Here p-value is 0.06947 > 0.05. So we can not reject null hypothesis and conclude that log(income):typewc is not statically significant when log(income) and type are already in the model.
Testing βlog(income):typeprof: α = 0.05
H0 : βlog(income):typeprof=0 (Assuming log(income) and type are already in the model)
Ha : βlog(income):typeprof not =0
t-statistics t1 =-2.239 which has t distribution with n − (p + 1) = 98 − 6 = 92 degrees of freedom.

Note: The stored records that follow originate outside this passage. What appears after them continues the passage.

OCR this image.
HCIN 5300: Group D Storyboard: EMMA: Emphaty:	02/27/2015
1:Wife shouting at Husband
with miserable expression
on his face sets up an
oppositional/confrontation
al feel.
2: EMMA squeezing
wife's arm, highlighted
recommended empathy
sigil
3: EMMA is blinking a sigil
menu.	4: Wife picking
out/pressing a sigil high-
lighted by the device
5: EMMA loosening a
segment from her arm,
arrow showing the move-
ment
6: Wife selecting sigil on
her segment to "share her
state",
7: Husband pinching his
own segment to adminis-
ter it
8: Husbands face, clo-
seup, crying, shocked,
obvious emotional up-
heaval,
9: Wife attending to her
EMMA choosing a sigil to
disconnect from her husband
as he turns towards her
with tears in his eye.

Here p-value is 0.02756 < 0.05. So we reject null hypothesis and conclude that log(income):typeprof is statically significant when log(income) and type are already in the model.
Final regression model:
\(\hat y=\)-124.3525838 + 18.7820949 income($) + 83.7020124 typewc + 102.6304773 typeProf + -8.9793239 incomeOftypewc($) + -9.0010905 incomeOftypeprof($)
We can not compare both models using partial F-test since both models are not nested. Partial F-test is used only when two models are nested.
Instead, We can compare both models using RMSE.
## RMSE for model(e) 7.041597
## RMSE for model(g) 7.173863
By comparing the RMSE of bothe model(e) (rmse=7.041597) and model(g)(rmse = 7.173863), we can say that Model(e) is better.
There is another way in R to compare two non-nested model. We can check the BIC - Bayesian Information Criterion.
## BIC for model(e) 692.7664
## and BIC for model(g) 696.4138
Since BIC for model (e) is low, this model is preferable.